O nosso apelo: o futuro não espera
A Agenda Política de 2026 pode ser o ponto de viragem que o MPLA necessita – ou pode ser mais um documento que se acumula a outros, sem consequências práticas. Tudo dependerá da capacidade de executar as 25 tarefas com o rigor e a determinação que a situação exige, e tudo dependerá, de forma muito especial, da escolha do Cabeça de Lista para 2027.
O VI eixo, ao apostar na formação político-ideológica, ataca a raiz do problema: militantes e quadros que conheçam profundamente a identidade do partido e sejam capazes de a projectar na sociedade. O II eixo, ao reafirmar o socialismo democrático, ancora o partido na sua matriz histórica de centro-esquerda, impedindo derivas que o descaracterizariam.

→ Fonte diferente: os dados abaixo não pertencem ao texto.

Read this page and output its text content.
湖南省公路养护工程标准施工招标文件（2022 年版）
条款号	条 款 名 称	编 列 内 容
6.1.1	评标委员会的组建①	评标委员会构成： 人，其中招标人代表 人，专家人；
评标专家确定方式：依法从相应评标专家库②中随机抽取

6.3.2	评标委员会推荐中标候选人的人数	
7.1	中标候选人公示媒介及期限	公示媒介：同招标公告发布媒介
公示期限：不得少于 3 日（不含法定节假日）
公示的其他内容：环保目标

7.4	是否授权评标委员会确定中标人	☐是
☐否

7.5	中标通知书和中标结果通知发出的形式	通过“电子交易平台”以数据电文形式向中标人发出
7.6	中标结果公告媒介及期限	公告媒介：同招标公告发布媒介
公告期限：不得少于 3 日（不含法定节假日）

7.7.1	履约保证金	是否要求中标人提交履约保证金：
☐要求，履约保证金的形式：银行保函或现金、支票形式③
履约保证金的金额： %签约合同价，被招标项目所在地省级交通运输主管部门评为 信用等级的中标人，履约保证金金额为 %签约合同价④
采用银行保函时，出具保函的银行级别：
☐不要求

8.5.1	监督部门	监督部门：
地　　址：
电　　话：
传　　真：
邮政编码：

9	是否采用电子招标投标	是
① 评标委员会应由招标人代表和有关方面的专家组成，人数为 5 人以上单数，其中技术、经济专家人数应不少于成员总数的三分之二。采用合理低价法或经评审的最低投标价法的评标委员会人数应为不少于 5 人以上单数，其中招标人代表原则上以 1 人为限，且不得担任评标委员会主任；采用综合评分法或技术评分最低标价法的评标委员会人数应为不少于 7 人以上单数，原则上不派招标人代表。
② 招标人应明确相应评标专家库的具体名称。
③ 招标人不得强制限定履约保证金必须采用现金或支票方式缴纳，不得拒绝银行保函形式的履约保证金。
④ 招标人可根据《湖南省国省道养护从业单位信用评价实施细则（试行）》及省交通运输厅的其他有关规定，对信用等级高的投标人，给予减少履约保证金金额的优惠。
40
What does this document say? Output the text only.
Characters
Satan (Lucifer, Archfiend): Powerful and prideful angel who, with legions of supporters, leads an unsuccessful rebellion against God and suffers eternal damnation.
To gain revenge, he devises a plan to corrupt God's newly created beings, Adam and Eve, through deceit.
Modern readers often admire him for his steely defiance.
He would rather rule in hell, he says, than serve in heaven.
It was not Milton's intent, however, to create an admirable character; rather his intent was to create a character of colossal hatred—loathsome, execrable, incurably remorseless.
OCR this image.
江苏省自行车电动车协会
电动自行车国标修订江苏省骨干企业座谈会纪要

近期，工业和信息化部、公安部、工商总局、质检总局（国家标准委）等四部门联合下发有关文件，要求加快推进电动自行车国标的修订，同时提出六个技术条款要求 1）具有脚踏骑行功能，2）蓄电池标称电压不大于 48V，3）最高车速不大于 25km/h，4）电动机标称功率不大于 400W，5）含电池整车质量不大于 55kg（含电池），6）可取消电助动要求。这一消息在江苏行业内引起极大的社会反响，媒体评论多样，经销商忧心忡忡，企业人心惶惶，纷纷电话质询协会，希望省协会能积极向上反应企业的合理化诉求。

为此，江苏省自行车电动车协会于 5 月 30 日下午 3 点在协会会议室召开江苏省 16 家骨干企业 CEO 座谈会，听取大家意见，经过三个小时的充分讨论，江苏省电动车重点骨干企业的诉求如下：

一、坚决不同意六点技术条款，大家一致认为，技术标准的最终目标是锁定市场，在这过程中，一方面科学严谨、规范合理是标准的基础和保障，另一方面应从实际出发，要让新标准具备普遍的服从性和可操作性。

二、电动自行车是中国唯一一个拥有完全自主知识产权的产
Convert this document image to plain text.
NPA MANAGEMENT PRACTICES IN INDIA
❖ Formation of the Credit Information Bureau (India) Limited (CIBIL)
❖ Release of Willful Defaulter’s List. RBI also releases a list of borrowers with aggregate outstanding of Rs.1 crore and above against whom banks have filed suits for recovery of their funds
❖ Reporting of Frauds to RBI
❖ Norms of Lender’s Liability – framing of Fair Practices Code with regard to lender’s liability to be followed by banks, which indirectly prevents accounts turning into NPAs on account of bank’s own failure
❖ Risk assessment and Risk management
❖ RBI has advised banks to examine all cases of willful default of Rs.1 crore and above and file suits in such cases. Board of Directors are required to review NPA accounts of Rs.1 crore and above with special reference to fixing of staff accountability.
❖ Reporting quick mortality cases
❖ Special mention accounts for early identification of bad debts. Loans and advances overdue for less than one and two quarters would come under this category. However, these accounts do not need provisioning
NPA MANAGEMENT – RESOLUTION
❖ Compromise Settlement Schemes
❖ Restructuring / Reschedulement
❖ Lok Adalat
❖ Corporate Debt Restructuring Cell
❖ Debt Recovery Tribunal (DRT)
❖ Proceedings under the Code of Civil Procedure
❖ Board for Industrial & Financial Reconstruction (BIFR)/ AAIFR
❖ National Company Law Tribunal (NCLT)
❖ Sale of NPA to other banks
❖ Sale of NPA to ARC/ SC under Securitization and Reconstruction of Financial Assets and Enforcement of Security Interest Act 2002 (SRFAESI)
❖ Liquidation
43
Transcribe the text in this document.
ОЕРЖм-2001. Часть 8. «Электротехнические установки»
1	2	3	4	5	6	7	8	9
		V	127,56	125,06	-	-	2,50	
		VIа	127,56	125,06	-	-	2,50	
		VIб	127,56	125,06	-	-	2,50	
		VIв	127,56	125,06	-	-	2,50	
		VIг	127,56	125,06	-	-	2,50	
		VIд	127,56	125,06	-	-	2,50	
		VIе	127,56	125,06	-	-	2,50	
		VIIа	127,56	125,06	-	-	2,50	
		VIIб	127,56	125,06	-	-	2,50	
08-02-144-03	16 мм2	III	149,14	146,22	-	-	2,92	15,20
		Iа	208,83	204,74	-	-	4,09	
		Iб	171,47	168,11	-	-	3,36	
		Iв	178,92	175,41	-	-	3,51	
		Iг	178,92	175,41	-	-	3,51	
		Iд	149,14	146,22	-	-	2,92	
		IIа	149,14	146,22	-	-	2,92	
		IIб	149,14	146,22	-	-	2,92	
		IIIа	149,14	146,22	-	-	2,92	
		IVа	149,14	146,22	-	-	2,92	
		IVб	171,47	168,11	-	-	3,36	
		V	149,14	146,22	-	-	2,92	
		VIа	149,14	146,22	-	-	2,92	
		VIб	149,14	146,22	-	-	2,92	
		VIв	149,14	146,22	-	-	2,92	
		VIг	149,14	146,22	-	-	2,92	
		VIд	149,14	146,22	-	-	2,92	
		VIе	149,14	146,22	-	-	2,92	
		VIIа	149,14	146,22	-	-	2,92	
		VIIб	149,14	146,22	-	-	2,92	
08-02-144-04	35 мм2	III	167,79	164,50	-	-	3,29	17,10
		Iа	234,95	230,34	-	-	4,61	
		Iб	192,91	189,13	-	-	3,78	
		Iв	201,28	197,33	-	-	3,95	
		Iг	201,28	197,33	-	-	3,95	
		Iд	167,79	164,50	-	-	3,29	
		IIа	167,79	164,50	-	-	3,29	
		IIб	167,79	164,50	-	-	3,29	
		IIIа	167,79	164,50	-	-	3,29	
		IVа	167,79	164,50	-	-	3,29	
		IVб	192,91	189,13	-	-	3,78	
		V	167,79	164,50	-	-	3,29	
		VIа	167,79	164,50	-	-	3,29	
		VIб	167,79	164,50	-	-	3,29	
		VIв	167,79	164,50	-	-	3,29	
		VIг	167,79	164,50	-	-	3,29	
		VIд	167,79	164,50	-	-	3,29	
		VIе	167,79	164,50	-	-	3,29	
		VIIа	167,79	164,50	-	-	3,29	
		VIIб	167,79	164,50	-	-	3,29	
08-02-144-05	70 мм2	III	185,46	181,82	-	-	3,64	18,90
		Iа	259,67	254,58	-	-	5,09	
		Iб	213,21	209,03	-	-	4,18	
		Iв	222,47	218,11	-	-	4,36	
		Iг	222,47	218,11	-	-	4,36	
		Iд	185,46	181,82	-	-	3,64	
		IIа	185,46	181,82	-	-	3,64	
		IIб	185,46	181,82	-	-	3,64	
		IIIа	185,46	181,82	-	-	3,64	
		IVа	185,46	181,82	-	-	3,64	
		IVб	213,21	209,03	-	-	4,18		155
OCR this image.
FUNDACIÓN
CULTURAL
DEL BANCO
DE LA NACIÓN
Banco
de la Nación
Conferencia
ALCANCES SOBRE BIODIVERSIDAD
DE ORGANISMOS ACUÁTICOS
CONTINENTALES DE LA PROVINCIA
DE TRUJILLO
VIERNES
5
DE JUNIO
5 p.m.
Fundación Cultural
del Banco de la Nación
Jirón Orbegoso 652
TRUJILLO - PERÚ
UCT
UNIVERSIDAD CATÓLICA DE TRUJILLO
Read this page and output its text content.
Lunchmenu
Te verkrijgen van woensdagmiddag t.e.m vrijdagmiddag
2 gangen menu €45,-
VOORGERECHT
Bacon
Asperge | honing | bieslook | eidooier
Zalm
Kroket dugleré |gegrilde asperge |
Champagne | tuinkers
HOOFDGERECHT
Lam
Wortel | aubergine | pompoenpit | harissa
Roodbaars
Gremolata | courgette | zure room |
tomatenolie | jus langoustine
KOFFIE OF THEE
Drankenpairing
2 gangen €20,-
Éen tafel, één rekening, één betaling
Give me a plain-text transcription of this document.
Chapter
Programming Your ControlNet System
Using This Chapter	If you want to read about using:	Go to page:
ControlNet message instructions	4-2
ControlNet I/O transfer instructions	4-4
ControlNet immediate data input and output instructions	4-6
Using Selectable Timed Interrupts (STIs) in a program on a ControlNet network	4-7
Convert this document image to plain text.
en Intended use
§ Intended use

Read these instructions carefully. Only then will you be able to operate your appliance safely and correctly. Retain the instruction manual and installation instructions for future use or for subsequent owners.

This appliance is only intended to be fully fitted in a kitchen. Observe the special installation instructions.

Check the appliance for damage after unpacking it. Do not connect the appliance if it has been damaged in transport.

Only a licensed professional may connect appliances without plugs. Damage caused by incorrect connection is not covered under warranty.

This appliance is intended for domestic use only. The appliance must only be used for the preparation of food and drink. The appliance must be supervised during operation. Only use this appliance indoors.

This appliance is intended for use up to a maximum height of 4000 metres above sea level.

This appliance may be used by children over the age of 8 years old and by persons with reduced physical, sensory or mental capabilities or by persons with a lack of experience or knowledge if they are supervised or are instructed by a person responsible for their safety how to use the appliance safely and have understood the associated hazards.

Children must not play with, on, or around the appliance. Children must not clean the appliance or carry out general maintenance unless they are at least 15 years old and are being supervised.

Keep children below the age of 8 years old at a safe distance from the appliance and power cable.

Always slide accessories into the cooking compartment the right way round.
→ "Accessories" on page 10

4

Mas é preciso mais. É preciso que o militante do MPLA esteja na comunidade, ouvindo, resolvendo, explicando. É preciso que o socialismo democrático se traduza em políticas concretas de inclusão, de combate à pobreza, de criação de oportunidades. É preciso que esse partido recupere a capacidade de sonhar o futuro, em vez de se limitar a gerir o presente.
E, acima de tudo, é preciso que o Cabeça de Lista para 2027 seja alguém que conheça profundamente a linha política e ideológica do MPLA – porque só assim poderá ser o rosto credível de um projecto de futuro que honra o passado e responde aos anseios do presente. Alguém com visão económica para diversificar e produzir, com compromisso social para educar, cuidar e dignificar, com integridade para governar de forma transparente, e com capacidade democrática para fortalecer as instituições e dialogar com toda a sociedade.
A História será implacável com aqueles que, tendo tudo para construir legado, se contentaram em apenas ocupar espaço. O MPLA enfrenta hoje a sua mais importante encruzilhada: ou se reinventa como força de transformação, à altura dos seus 70 anos de história, ou assistirá passivamente à erosão do capital político que tantas gerações construíram.O futuro não espera. E o povo angolano, esse, continuará a observar, a avaliar e, no momento devido, a decidir.